И, помолчав, добавил:

— Дом-то свой, поди, позабыла…

— Не забыла.

— К кому едешь?

— К отцу.

Больше они не разговаривали, но Эйки была благодарна ему за это молчание и за то, что он, не произнося ни слова, осаживал на привалах даже самых шумных погонщиков, явно неспроста оказывавшихся возле нее.

Прощаясь, Эйки протянула ему один из улбунов. Темные натруженные руки бережно приняли дар: прижав священный шарф ко лбу, возница свернул его и спрятал за пазуху:

— Милость Белоликой с тобой…

Как только обоз скрылся из виду, Эйки развязала узелок, вынула одну из лепешек и положила на землю, а сама бросилась следом, раскинув руки и вбирая ноздрями запах молодой травы — живой, а не высушенной и истолченной в пыль. Вдруг пальцы почувствовали влагу. Глянув, Эйки обомлела, увидев прошлогодние ягоды. Перезимовавшие под снегом, они лопнули от ее прикосновения, — ягоды, выросшие из крови Златокудрого. Не к добру… Замерла, замолкла только что певшая душа, а губы зашептали почему-то не охранное заклинание, а то, что ни разу не произнесла она в мадане: «Та кама амаки!», и почти сразу же в ясном небе появилась птица — мамина птица… Твердя эти слова, как молитву, пошла Эйку в обход селения, чтобы первым увидеть отца. Девять лет ждала она встречи с ним. Девять долгих лет…

Сложенные предками в незапамятные времена, дома лепились друг к другу: за дедом — сын, за сыном — внук; дымок от очагов поднимался к небу, в отдалении слышался лай собак и доносившийся из кузницы звон молота по наковальне. Когда же показался отцовский дом — маленький, будто вросший в землю — и старый нулур над ним, глаза затуманили слезы, и она не сразу заметила лежащего в тени дерева большого одноглазого пса — такого большого, что он вполне мог бы стеречь пленников у пещеры дахпи. При приближении чужачки пес поднял голову, не издав ни звука, но так вперил в нее единственный глаз, что Эйки остановилась, словно вкопанная. Неизвестно, сколько бы ей пришлось простоять, если бы из дома не вышел отец. Постаревший, поседевший и еще больше сгорбившийся, он стоял и подслеповато вглядывался в нее, не узнавая.

— Здравствуй, отец…

Из его горла вырвался сдавленный хрип, и Эйки, позабыв о собаке, бросилась к нему, обняла. Худой какой… Кожа да кости. И обносился совсем…

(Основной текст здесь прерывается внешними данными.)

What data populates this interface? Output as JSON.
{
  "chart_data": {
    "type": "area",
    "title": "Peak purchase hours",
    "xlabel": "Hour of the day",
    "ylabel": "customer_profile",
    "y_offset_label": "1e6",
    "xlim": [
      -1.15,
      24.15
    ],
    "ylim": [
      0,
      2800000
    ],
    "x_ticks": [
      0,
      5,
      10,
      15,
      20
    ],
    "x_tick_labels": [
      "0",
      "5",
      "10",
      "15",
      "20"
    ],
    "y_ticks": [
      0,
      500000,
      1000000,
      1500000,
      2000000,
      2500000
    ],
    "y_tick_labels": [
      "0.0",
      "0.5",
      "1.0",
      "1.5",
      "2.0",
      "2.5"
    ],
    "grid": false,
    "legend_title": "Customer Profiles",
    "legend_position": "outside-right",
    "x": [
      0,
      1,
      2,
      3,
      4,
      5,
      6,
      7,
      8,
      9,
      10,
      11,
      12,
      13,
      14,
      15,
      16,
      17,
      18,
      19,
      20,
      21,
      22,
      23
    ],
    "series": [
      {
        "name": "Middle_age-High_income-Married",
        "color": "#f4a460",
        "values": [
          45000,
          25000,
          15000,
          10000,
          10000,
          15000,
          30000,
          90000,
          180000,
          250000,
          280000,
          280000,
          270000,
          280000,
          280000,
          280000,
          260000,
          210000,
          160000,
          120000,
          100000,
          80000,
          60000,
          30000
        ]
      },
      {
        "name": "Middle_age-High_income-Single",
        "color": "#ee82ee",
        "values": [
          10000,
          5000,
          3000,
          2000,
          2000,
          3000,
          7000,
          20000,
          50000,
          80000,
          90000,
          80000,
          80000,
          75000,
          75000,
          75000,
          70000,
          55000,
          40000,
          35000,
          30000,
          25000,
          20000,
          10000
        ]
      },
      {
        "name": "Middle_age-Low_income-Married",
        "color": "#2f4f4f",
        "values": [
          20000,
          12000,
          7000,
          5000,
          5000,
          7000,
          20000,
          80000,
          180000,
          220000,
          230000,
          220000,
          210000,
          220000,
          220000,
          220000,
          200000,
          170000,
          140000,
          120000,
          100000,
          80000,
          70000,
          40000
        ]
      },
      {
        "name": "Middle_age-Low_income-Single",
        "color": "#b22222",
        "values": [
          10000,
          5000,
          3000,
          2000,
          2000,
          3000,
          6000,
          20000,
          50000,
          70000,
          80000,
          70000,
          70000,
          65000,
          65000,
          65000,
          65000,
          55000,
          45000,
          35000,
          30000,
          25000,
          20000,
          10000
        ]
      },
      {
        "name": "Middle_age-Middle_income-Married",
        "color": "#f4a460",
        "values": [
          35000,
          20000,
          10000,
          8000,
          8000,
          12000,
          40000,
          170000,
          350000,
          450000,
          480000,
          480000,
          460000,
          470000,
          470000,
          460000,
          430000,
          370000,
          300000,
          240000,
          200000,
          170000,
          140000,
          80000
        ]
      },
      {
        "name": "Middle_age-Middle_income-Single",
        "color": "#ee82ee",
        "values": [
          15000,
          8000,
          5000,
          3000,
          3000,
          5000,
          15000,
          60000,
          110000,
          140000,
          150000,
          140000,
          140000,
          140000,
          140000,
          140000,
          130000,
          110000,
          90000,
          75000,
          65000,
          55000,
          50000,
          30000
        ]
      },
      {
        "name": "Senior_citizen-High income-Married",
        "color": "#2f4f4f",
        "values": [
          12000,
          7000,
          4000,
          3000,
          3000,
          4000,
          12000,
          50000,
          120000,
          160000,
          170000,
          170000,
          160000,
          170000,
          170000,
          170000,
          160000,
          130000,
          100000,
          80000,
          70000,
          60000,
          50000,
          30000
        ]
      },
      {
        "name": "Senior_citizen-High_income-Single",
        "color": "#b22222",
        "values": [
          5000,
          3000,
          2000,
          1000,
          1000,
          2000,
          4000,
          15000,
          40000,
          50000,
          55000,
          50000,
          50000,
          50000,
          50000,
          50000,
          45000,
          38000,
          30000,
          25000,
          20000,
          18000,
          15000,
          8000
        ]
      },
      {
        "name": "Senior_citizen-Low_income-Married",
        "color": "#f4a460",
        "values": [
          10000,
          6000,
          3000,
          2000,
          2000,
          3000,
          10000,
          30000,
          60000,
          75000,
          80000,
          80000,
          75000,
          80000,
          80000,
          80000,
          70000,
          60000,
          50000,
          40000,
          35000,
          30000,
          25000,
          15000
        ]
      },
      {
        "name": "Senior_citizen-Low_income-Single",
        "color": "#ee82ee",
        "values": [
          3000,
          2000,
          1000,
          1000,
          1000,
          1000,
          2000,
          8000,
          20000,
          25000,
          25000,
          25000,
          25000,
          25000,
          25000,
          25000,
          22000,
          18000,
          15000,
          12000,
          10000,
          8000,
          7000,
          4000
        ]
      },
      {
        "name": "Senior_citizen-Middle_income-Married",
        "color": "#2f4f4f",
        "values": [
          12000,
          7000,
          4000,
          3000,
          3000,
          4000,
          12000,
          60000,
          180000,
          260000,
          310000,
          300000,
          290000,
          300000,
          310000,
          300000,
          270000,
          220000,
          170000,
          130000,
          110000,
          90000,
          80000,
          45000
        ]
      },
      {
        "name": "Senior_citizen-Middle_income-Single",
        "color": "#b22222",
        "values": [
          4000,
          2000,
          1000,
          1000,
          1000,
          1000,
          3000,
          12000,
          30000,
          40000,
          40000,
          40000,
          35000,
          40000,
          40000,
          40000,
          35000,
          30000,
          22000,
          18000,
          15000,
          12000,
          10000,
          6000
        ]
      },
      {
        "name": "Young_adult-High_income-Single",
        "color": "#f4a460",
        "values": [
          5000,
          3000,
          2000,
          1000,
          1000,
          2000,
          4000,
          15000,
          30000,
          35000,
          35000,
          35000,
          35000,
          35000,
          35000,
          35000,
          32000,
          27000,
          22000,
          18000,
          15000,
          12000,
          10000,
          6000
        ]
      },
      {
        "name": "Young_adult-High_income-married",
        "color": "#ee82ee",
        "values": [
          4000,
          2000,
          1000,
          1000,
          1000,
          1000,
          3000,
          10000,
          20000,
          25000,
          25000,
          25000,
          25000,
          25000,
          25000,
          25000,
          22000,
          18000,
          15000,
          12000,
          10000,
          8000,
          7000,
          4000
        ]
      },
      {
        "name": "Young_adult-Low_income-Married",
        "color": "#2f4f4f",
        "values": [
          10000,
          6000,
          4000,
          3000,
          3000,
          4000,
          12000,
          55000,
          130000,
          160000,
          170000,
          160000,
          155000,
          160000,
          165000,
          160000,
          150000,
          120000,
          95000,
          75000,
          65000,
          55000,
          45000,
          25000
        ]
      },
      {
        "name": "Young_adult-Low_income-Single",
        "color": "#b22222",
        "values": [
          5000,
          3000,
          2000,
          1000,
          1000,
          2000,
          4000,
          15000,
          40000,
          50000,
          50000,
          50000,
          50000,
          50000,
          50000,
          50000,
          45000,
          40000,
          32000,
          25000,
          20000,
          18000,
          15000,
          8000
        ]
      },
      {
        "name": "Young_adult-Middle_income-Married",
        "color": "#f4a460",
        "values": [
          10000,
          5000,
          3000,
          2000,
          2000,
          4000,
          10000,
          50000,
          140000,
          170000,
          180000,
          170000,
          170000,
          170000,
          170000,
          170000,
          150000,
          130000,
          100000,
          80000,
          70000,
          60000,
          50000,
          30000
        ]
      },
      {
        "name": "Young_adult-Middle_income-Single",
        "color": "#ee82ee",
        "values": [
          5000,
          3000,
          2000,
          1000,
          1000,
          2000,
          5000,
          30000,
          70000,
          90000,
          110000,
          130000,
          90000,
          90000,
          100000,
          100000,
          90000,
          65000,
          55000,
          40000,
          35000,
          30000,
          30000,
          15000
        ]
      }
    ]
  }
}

Пес, поняв, что его хозяину ничто не угрожает, снова улегся.

— Как его зовут, отец?

— А?

От человеческого голоса отвык… Или туговат на ухо стал? Но, опровергая ее опасения, Бахи ответил:

— Я его Одноглазым зову…

Дым родного очага слаще ладана…

Переступив порог, Эйки поклонилась родным стенам, положила в очаг лепешку из мадановой пекарни и захлопотала, собирая на стол и удивляясь тому, какой он, оказывается, маленький, — привыкла к просторным столам дома травниц и трапезной. Но что вспоминать о прошедшем, — сердце ее пело: я дома! Дома…

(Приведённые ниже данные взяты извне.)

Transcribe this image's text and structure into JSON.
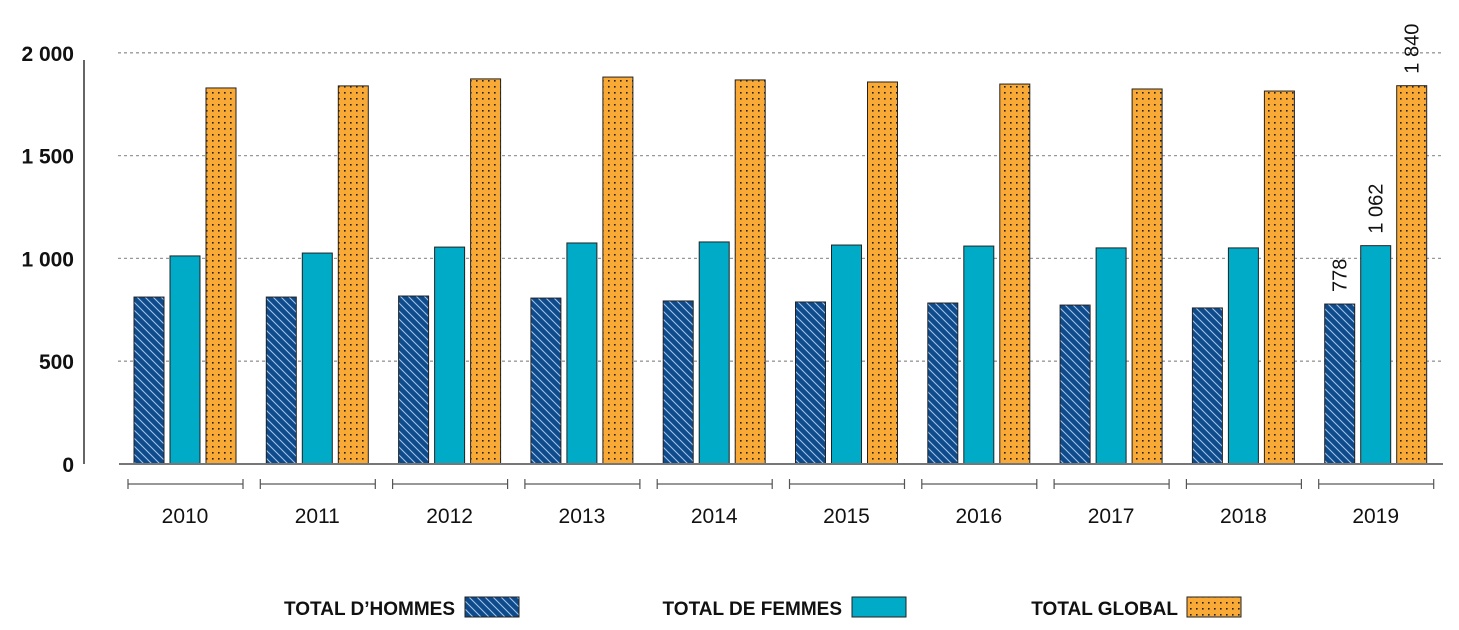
{
  "chart_data": {
    "type": "bar",
    "categories": [
      "2010",
      "2011",
      "2012",
      "2013",
      "2014",
      "2015",
      "2016",
      "2017",
      "2018",
      "2019"
    ],
    "series": [
      {
        "name": "TOTAL D’HOMMES",
        "color": "#0f4a8a",
        "pattern": "diagonal-hatch",
        "values": [
          812,
          812,
          817,
          807,
          793,
          788,
          783,
          773,
          759,
          778
        ]
      },
      {
        "name": "TOTAL DE FEMMES",
        "color": "#00abc8",
        "pattern": "solid",
        "values": [
          1012,
          1026,
          1055,
          1075,
          1080,
          1065,
          1060,
          1051,
          1051,
          1062
        ]
      },
      {
        "name": "TOTAL GLOBAL",
        "color": "#f9a936",
        "pattern": "dots",
        "values": [
          1829,
          1839,
          1873,
          1882,
          1868,
          1858,
          1848,
          1824,
          1814,
          1840
        ]
      }
    ],
    "data_labels": [
      {
        "category": "2019",
        "series": "TOTAL D’HOMMES",
        "text": "778"
      },
      {
        "category": "2019",
        "series": "TOTAL DE FEMMES",
        "text": "1 062"
      },
      {
        "category": "2019",
        "series": "TOTAL GLOBAL",
        "text": "1 840"
      }
    ],
    "yticks": [
      {
        "value": 0,
        "label": "0"
      },
      {
        "value": 500,
        "label": "500"
      },
      {
        "value": 1000,
        "label": "1 000"
      },
      {
        "value": 1500,
        "label": "1 500"
      },
      {
        "value": 2000,
        "label": "2 000"
      }
    ],
    "ylim": [
      0,
      2000
    ],
    "grid": true,
    "legend_position": "bottom",
    "title": "",
    "xlabel": "",
    "ylabel": ""
  }
}
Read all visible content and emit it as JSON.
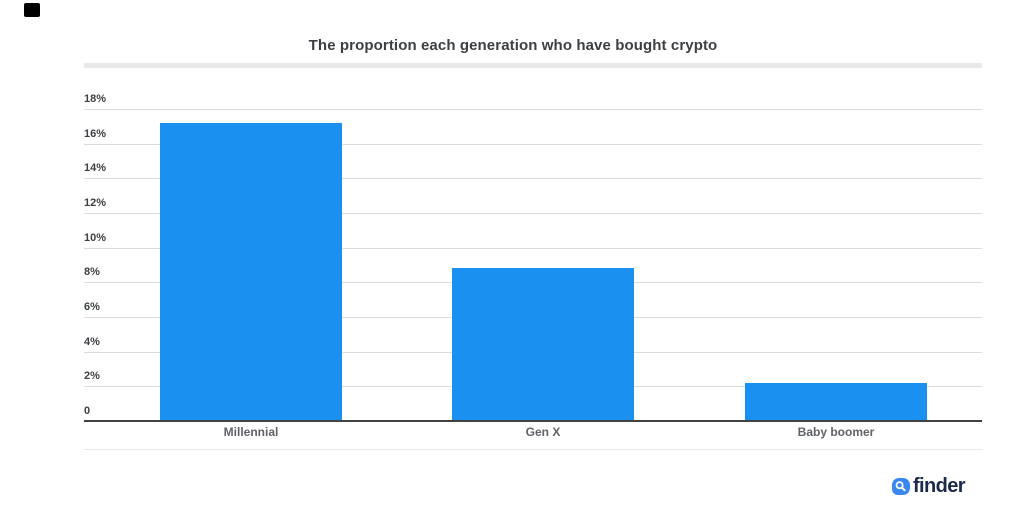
{
  "chart_data": {
    "type": "bar",
    "title": "The proportion each generation who have bought crypto",
    "categories": [
      "Millennial",
      "Gen X",
      "Baby boomer"
    ],
    "values": [
      17.2,
      8.8,
      2.2
    ],
    "unit": "%",
    "xlabel": "",
    "ylabel": "",
    "ylim": [
      0,
      18
    ],
    "yticks": [
      {
        "value": 18,
        "label": "18%"
      },
      {
        "value": 16,
        "label": "16%"
      },
      {
        "value": 14,
        "label": "14%"
      },
      {
        "value": 12,
        "label": "12%"
      },
      {
        "value": 10,
        "label": "10%"
      },
      {
        "value": 8,
        "label": "8%"
      },
      {
        "value": 6,
        "label": "6%"
      },
      {
        "value": 4,
        "label": "4%"
      },
      {
        "value": 2,
        "label": "2%"
      },
      {
        "value": 0,
        "label": "0"
      }
    ],
    "grid": true,
    "legend_position": "none",
    "bar_color": "#1a91f0"
  },
  "branding": {
    "logo_text": "finder",
    "logo_icon": "magnifier-icon",
    "logo_icon_color": "#3b87f1",
    "logo_text_color": "#1c2b4c"
  }
}
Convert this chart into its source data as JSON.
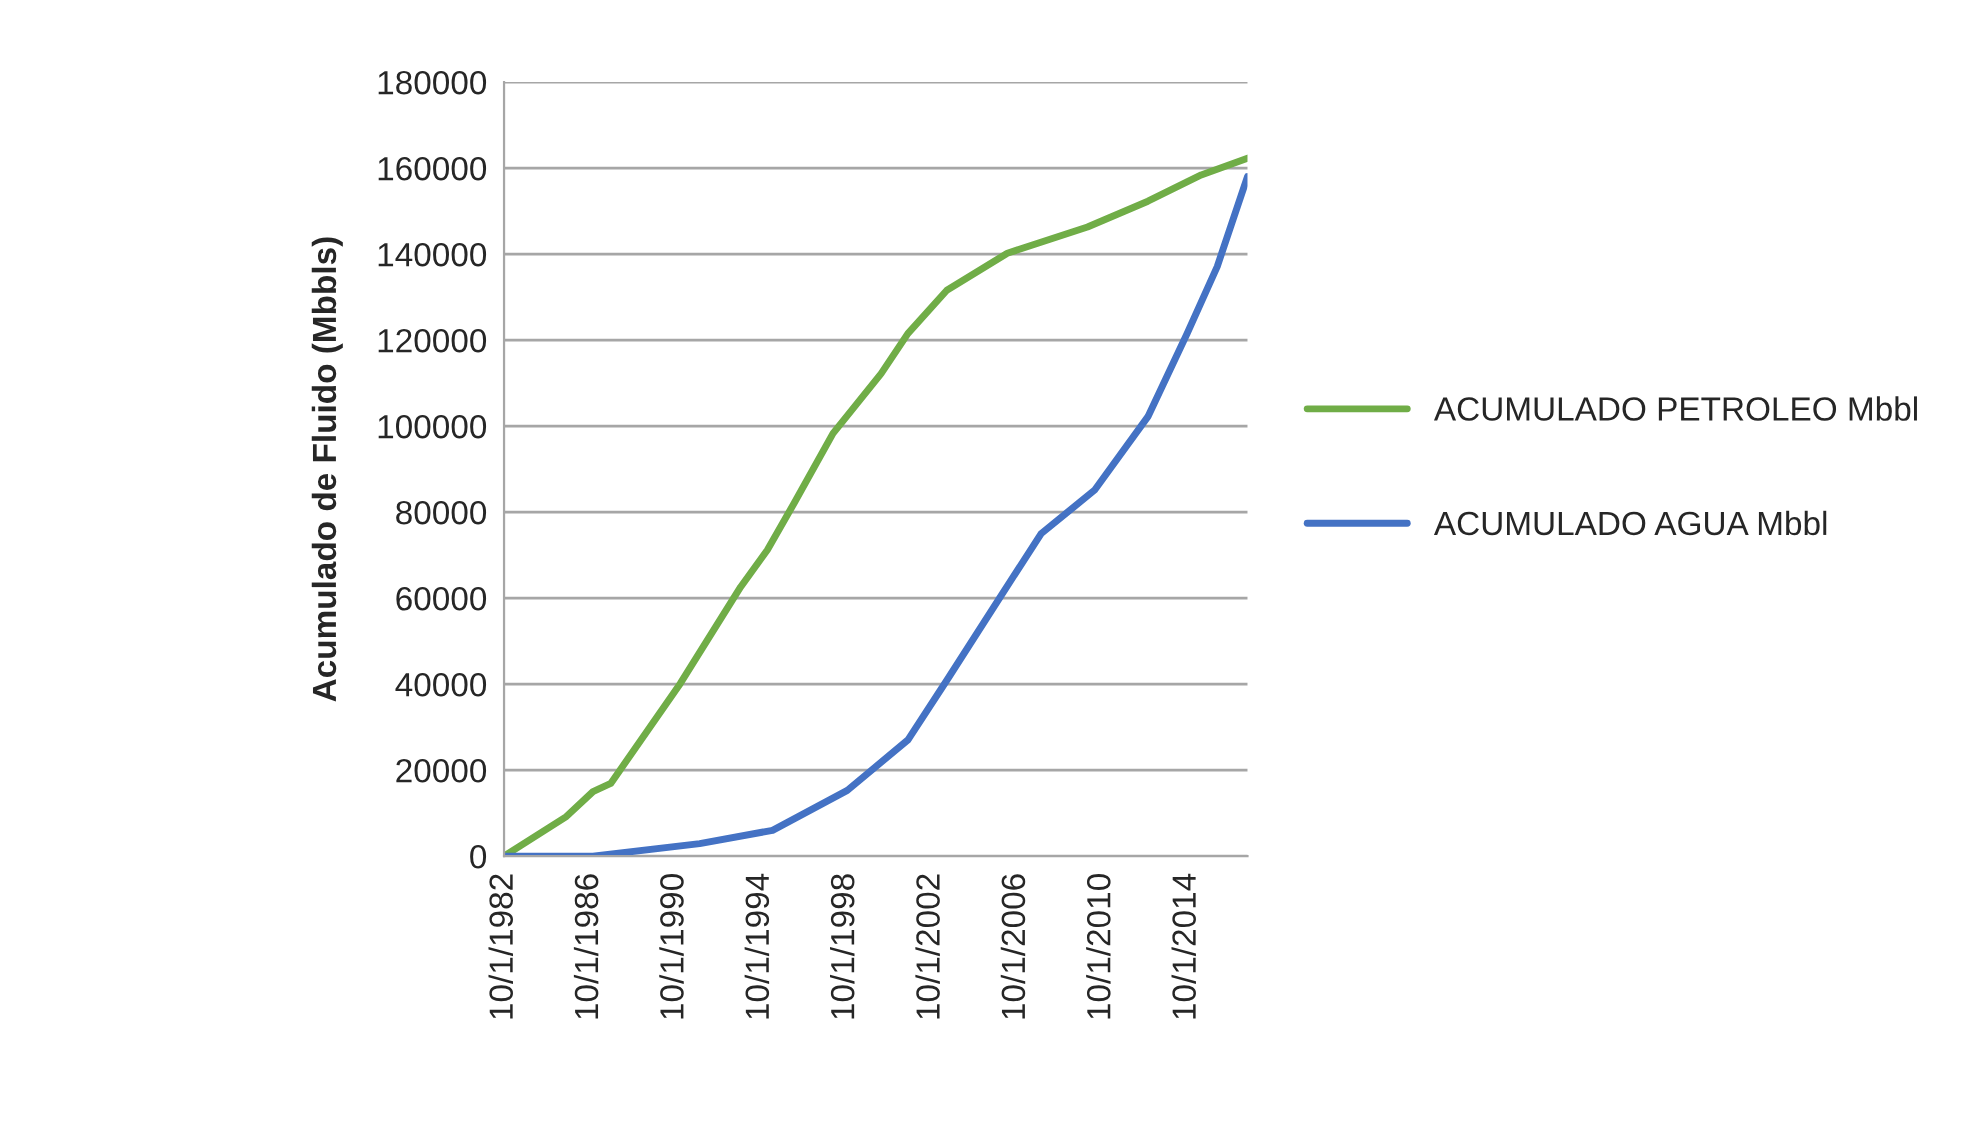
{
  "chart_data": {
    "type": "line",
    "ylabel": "Acumulado de Fluido (Mbbls)",
    "xlim": [
      "1982-10-01",
      "2017-08-01"
    ],
    "xticks": [
      {
        "value": "1982-10-01",
        "label": "10/1/1982"
      },
      {
        "value": "1986-10-01",
        "label": "10/1/1986"
      },
      {
        "value": "1990-10-01",
        "label": "10/1/1990"
      },
      {
        "value": "1994-10-01",
        "label": "10/1/1994"
      },
      {
        "value": "1998-10-01",
        "label": "10/1/1998"
      },
      {
        "value": "2002-10-01",
        "label": "10/1/2002"
      },
      {
        "value": "2006-10-01",
        "label": "10/1/2006"
      },
      {
        "value": "2010-10-01",
        "label": "10/1/2010"
      },
      {
        "value": "2014-10-01",
        "label": "10/1/2014"
      }
    ],
    "ylim": [
      0,
      180000
    ],
    "yticks": [
      0,
      20000,
      40000,
      60000,
      80000,
      100000,
      120000,
      140000,
      160000,
      180000
    ],
    "grid": "y",
    "legend": "right",
    "marker": "none",
    "line_style": "solid",
    "series": [
      {
        "name": "ACUMULADO PETROLEO Mbbl",
        "color": "#70ad47",
        "x": [
          "1982-10",
          "1985-09",
          "1986-12",
          "1987-10",
          "1991-01",
          "1993-11",
          "1995-02",
          "1996-05",
          "1998-03",
          "2000-06",
          "2001-09",
          "2003-07",
          "2006-05",
          "2010-02",
          "2012-12",
          "2015-06",
          "2017-08"
        ],
        "values": [
          0,
          9200,
          15000,
          16900,
          40100,
          62600,
          71200,
          82000,
          98300,
          112200,
          121500,
          131600,
          140200,
          146300,
          152300,
          158400,
          162300
        ]
      },
      {
        "name": "ACUMULADO AGUA Mbbl",
        "color": "#4472c4",
        "x": [
          "1982-10",
          "1986-12",
          "1991-12",
          "1995-05",
          "1998-11",
          "2001-09",
          "2003-07",
          "2006-01",
          "2007-12",
          "2010-06",
          "2012-12",
          "2014-10",
          "2016-03",
          "2017-08"
        ],
        "values": [
          0,
          0,
          2900,
          6000,
          15300,
          27000,
          40900,
          60300,
          75000,
          85100,
          102200,
          121500,
          137100,
          158000
        ]
      }
    ]
  }
}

Отец, медленно отщипывая кусочки от лепешки, рассказывал про своего пса:

— Его раньше Резвым звали. Лучшим охотником был, а как без глаза остался, хозяин его прогнал. Вот, живет теперь со мной. Я-то поначалу тоже его Резвым звал, да он не откликался. Ну, совсем-то без имени ему нельзя. Я и назвал его Одноглазым…

— Отец, а как Нэкэ?

— Нэкэ? Присылает мне иногда с детишками того, сего. А ежели потяжелее чего, то старший приносит, Ничил. Помнишь его?

— Помню.

— Да… Я-то только углем отдариться могу… Нэкэ все отнекивается, мол, не надо ничего, но разве ж можно…

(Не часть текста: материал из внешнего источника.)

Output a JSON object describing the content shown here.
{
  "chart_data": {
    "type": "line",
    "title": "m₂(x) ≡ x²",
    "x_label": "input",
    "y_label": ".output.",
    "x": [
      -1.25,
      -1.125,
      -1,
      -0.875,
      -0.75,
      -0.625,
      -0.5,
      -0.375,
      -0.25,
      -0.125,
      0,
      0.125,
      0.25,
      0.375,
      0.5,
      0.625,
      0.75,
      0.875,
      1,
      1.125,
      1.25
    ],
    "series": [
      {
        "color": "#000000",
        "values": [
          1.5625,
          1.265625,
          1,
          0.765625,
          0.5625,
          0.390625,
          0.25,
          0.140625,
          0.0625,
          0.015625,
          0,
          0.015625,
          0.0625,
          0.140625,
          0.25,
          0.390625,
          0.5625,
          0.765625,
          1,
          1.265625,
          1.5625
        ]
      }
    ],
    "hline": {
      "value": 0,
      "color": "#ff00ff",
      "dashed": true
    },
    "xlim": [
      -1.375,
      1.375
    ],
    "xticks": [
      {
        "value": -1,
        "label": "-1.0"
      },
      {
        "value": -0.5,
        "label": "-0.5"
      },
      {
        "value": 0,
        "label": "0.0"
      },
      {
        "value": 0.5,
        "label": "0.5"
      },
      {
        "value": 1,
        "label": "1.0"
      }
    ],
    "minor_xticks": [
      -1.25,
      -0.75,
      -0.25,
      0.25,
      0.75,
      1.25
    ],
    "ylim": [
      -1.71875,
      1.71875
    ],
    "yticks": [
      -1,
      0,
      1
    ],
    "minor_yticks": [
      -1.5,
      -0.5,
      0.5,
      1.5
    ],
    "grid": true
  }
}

— Отец, я бы к ней сходила.

— А?

— Я хочу к Нэкэ сходить.

— Сходи, дочка, сходи…

Выйдя за порог (на этот раз пес и головы не поднял), Эйки подумала: кто ей повстречается первым?

Первой оказалась Харанач-языкастая. Надо же, и тут всех опередила! Сдерживая улыбку, поклонилась ей:

— Здравствуй, тетя Харанач!

Та уставилась на нее, как на лесную деву, и, наскоро поинтересовавшись, прогнали ее из мадана или же она сама оттуда сбежала, заковыляла к колодцу. Раньше резвей козочки была, да годы уж не те…

Эйки пошла дальше и увидела странную фигуру в обносках, шествовавшую посередине улицы, напевая песню без слов. Почувствовав взгляд, незнакомец обернулся, широко улыбаясь щербатым ртом. Чумазое лицо, приветливые глазки-щелочки, по годам едва ли старше нее, но она его совсем не помнила. Явно заинтересовавшись, он потопал следом. Прибавив шагу, попробовала оторваться, — какое там! — непрошеный провожатый не отставал. Так вместе и дошли до дома Нэкэ, где Эйки, столкнувшись в воротах со здоровенным детиной, сразу узнала в нем Ничила. Молча поклонилась, — несмотря на девятилетнее пребывание в мадане, обычаи она помнила: женщина не должна первой заговаривать с мужчиной. Но молчание затянулось, прерываемое невнятным бормотанием незнакомого оборвыша. С Ничилом всегда было так: пока от него словечка дождешься, котел мяса свариться успеет. Нэкэ, помнится, рассказывала, что поначалу даже опасалась: уж не немым ли уродился ее первенец? С годами он словоохотливей не стал…

Вдруг незнакомец в обносках пронзительно взвизгнул, и из дома выглянула Нэкэ с ребенком на руках.

В отличие от отца, она мало изменилась с тех пор, как проводила ее в мадан. Слезы на глазах — будто не высохли за девять лет:

— Пташка моя, как же ты выросла, какая красавица стала! Дай-ка на тебя поглядеть… А я-то в толк взять не могла, с чего младшенький мой все поклоны бьет да меж коленочек назад смотрит! Думаю, кто бы это мог издалека пожаловать? Вроде бы некому, но дитя ведь чует…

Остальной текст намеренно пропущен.